Valérie Marty : Il est probable effectivement que les parents vont devoir payer. Peut-être pas forcément pour la première année, mais les communes vont imposer une participation. D'après les premières annonces et retours que nous avons, la somme qu'il faudra sans doute débourser sera de 20 euros par mois.  Dans la plupart des communes qui l'envisagent, on a rarement demandé l'avis des parents sur l'aménagement du temps scolaire issu de la réforme, dont ils n'étaient pas demandeurs.  De plus, dans les familles où les deux parents travaillent, il faut déjà payer la cantine, les heures d'étude après 16h30… des coûts cumulés qui représentent en moyenne entre 80 et 100 euros. Avec cette réforme, ce sera donc une nouvelle dépense qui va se rajouter

Le gouvernement a annoncé qu'il débloquera une enveloppe de 200 millions d'euros pour accompagner la réforme, ce qui ne semble pas suffisant aux yeux des communes. La réforme a-t-elle été décidée sans être financée, sur le dos des parents ?

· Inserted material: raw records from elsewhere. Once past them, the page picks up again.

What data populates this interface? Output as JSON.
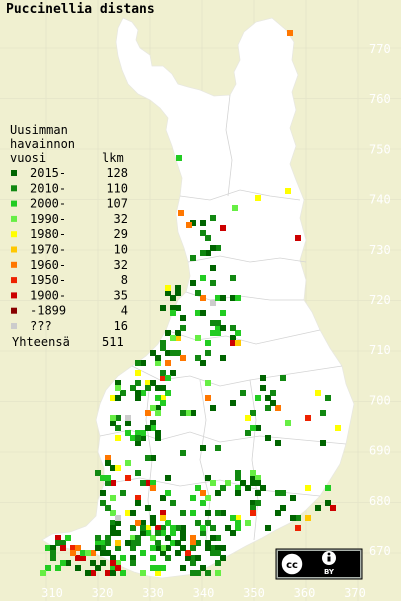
{
  "title": "Puccinellia distans",
  "legend": {
    "heading": [
      "Uusimman",
      "havainnon"
    ],
    "col_year": "vuosi",
    "col_count": "lkm",
    "rows": [
      {
        "label": "2015-",
        "count": "128",
        "color": "#006400"
      },
      {
        "label": "2010-",
        "count": "110",
        "color": "#118811"
      },
      {
        "label": "2000-",
        "count": "107",
        "color": "#22cc22"
      },
      {
        "label": "1990-",
        "count": "32",
        "color": "#66ee44"
      },
      {
        "label": "1980-",
        "count": "29",
        "color": "#ffff00"
      },
      {
        "label": "1970-",
        "count": "10",
        "color": "#ffc800"
      },
      {
        "label": "1960-",
        "count": "32",
        "color": "#ff7700"
      },
      {
        "label": "1950-",
        "count": "8",
        "color": "#ee2200"
      },
      {
        "label": "1900-",
        "count": "35",
        "color": "#cc0000"
      },
      {
        "label": "-1899",
        "count": "4",
        "color": "#880000"
      },
      {
        "label": "???",
        "count": "16",
        "color": "#cccccc"
      }
    ],
    "total_label": "Yhteensä",
    "total_count": "511"
  },
  "axes": {
    "x_ticks": [
      "310",
      "320",
      "330",
      "340",
      "350",
      "360",
      "370"
    ],
    "y_ticks": [
      "770",
      "760",
      "750",
      "740",
      "730",
      "720",
      "710",
      "700",
      "690",
      "680",
      "670"
    ]
  },
  "colors": {
    "background": "#f0f0d0",
    "land": "#ffffff",
    "grid": "#e0e0c0",
    "border": "#d8d8d8"
  },
  "license_badge": {
    "cc": "cc",
    "by": "BY"
  }
}
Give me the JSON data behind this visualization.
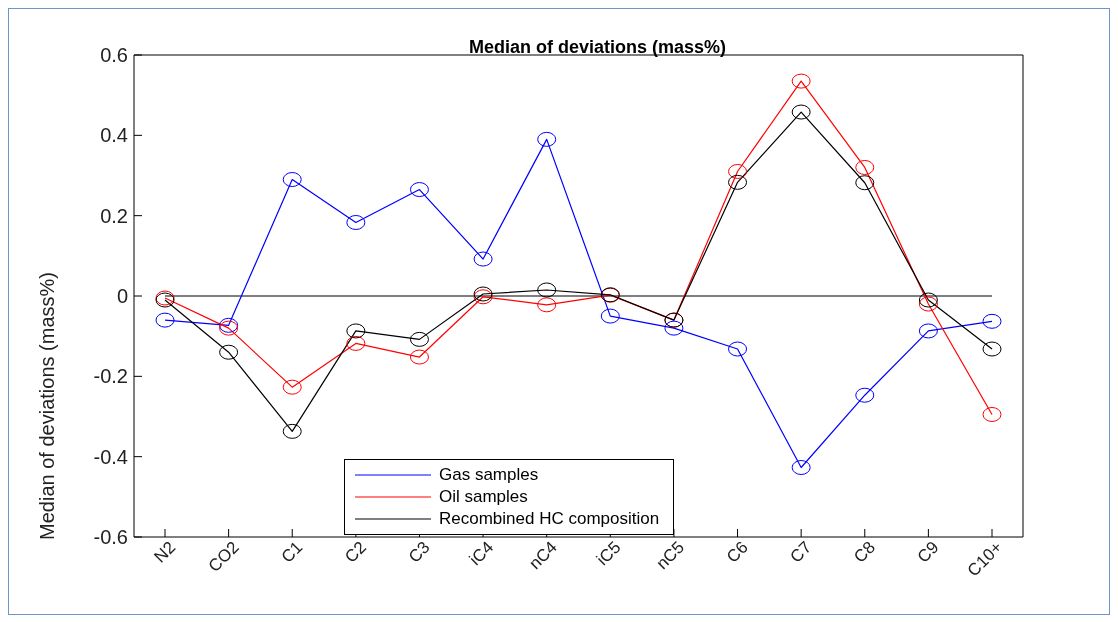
{
  "chart_data": {
    "type": "line",
    "title": "Median of deviations (mass%)",
    "ylabel": "Median of deviations (mass%)",
    "categories": [
      "N2",
      "CO2",
      "C1",
      "C2",
      "C3",
      "iC4",
      "nC4",
      "iC5",
      "nC5",
      "C6",
      "C7",
      "C8",
      "C9",
      "C10+"
    ],
    "series": [
      {
        "name": "Gas samples",
        "color": "#0000ff",
        "values": [
          -0.06,
          -0.073,
          0.29,
          0.183,
          0.265,
          0.092,
          0.39,
          -0.05,
          -0.08,
          -0.132,
          -0.427,
          -0.247,
          -0.087,
          -0.063
        ]
      },
      {
        "name": "Oil samples",
        "color": "#ff0000",
        "values": [
          -0.005,
          -0.08,
          -0.227,
          -0.118,
          -0.152,
          -0.002,
          -0.022,
          0.002,
          -0.06,
          0.31,
          0.535,
          0.32,
          -0.02,
          -0.295
        ]
      },
      {
        "name": "Recombined HC composition",
        "color": "#000000",
        "values": [
          -0.01,
          -0.14,
          -0.337,
          -0.087,
          -0.108,
          0.005,
          0.015,
          0.003,
          -0.06,
          0.283,
          0.458,
          0.282,
          -0.01,
          -0.132
        ]
      }
    ],
    "ylim": [
      -0.6,
      0.6
    ],
    "yticks": [
      -0.6,
      -0.4,
      -0.2,
      0,
      0.2,
      0.4,
      0.6
    ],
    "ref_lines": [
      {
        "axis": "y",
        "value": 0,
        "color": "#000000"
      }
    ],
    "grid": false,
    "legend": "bottom",
    "marker": "circle",
    "line_style": "solid"
  }
}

Ce qui est en effet assez étonnant, c'est que la réforme a été décidée sans vraiment réfléchir à sa mise en œuvre. Le financement était la principale question soulevée, et le sujet n'a pas du tout été abordé. Je ne suis pas certaine que le gouvernement comptait dès le départ sur l'apport financier des parents, je pense plutôt que les dirigeants n'ont pas mesuré par des chiffres précis le coût de la réforme. Peut-être ont-ils également cru que les parents accepteraient de financer des activités périscolaires, pourtant le contexte économique est difficile et les activités proposées ne sont pas forcément de très grande qualité.

Les rares communes qui ont annoncé vouloir faire payer les parents avancent des chiffres très différents (de 50 à 400 euros l'année). Quelle nouvelle carte des inégalités le financement des rythmes scolaires est-il en train de dessiner ?

Il y avait déjà, avant cette réforme, de très grandes disparités sur les dépenses extra-scolaires, comme la cantine ou le transport par exemple. Maintenant, les disparités vont encore s'accroître entre les communes, et on peut s'attendre à une corrélation des coûts des activités issus de la réforme des rythmes scolaires qui suivra la tendance des autres dépenses pour l'extra-scolaire. Cela dépendra de la richesse de la commune, mais aussi des décisions politiques : dans certaines communes des quotients familiaux font payer les hauts revenus là où les revenus plus bas ne paient quasiment rien ; dans d'autres, le coût est peu élevé pour tout le monde mais avec des impôts locaux, qui eux, sont plus élevés. C'est la question classique entre faire payer l'usager ou faire payer la collectivité.

Faire reposer sur le portefeuille des parents une partie du financement pourrait-il, à terme, générer une opposition face à l'évolution des rythmes scolaires propre à empêcher la réforme d'aller jusqu'au bout ?

Quand le paiement généralisé va se mettre en place, il y aura le risque d'un rejet encore plus marqué d'une réforme auprès de parents qui comprenaient déjà mal son intérêt, ou qui n'adhéraient pas à ses objectifs. Il y aura donc beaucoup de grogne au mois de septembre, et un mouvement social de parents d'élèves n'est pas à exclure.